それに加えて「意識」の中にある「自分の考え(思想・信条)」によって心の色が決まり、自我によってそれを言動に表します。
人間は心の中で常にこのような難しい膨大な作業を行った上で、それを言動で表現しています。
そりゃ生きてるだけで疲れますよね・・・。

ここまで見てきたように、人間の心の中では「欲動」「超自我」「思想・信条」などがせめぎ合い、「葛藤」の末に混ざり合っています。
それ故、心の色は単色でなく、かつ濃淡(グラデーション)があるのです。

【2.花鋏キョウさんの場合】

花鋏キョウさんは2018年9月に「アイドルVtuber」としてデビュー。
その出で立ちは「可憐」にして「清楚」、まさに「清純派アイドル」でした。

星座の「蟹座」をモチーフとしているので、名前に「鋏」が入り、蟹座のシンボルを模したイヤリングを付けています。
星言葉は『ひたむきなる人生の主役』

性格はかなり「シャイ」で、それ故トークやSNSは苦手としています。
また『人前で怒ったことがない』と言われるほど穏やかで、後輩たちからも慕われています。

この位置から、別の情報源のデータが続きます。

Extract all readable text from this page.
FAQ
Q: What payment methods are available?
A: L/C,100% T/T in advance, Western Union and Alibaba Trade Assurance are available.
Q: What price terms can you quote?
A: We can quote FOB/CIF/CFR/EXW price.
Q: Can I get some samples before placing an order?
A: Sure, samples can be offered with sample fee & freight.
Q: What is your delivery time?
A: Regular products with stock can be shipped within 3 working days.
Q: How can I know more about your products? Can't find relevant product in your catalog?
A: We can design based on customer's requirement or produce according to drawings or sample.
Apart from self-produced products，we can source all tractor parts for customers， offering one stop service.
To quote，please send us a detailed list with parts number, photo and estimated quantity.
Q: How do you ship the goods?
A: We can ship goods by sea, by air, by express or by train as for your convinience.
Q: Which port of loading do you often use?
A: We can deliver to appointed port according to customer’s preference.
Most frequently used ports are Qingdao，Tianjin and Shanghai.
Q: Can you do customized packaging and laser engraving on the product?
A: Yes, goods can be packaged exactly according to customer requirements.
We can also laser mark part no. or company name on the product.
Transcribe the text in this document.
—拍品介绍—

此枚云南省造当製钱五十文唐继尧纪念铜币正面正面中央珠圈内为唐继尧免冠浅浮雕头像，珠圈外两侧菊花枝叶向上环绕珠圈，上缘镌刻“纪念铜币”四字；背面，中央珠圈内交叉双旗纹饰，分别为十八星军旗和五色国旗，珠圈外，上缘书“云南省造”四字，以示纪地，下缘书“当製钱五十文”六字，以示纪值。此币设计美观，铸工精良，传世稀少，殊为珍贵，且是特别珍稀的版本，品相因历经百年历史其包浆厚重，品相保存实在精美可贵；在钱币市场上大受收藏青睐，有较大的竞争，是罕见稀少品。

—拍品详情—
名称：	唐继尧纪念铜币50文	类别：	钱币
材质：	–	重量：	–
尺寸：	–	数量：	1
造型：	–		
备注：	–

キョウさんで特筆すべきは、天才的な「美声」と「歌唱力」
落ち着いて聴きやすい「中低音」に加え、綺麗に抜ける「高音」、ファルセットと地声の切り替えもスムーズで自然。
全域に渡ってエモーショナルな美声です。

アイドルですが「可愛い系」は得意でなく、ちょっと影のあるエモーショナルな歌が得意だったので、しだいに「アーティスト」活動に軸足を移します。

私が注目した曲「vivid」は、2020年2月12日に発売された1stEP「Myosøtis」に収録されたオリジナル曲。
キョウさんのオリジナル曲の中では、珍しくアップテンポな曲です。

モチーフはこちらの曲も「心の色」、タイトルの「vivid」とは「色鮮やかな」「鮮明な」という意味ですね。
作詞・作曲はボカロPの「*Luna」さんです。

【1.】で見てきたように、心の中の様々な「葛藤」により「心の色」が決まり、それが言動に表れます。
しかしこの曲では「葛藤」や、それによって決まる「心の色」をネガティブにとらえています。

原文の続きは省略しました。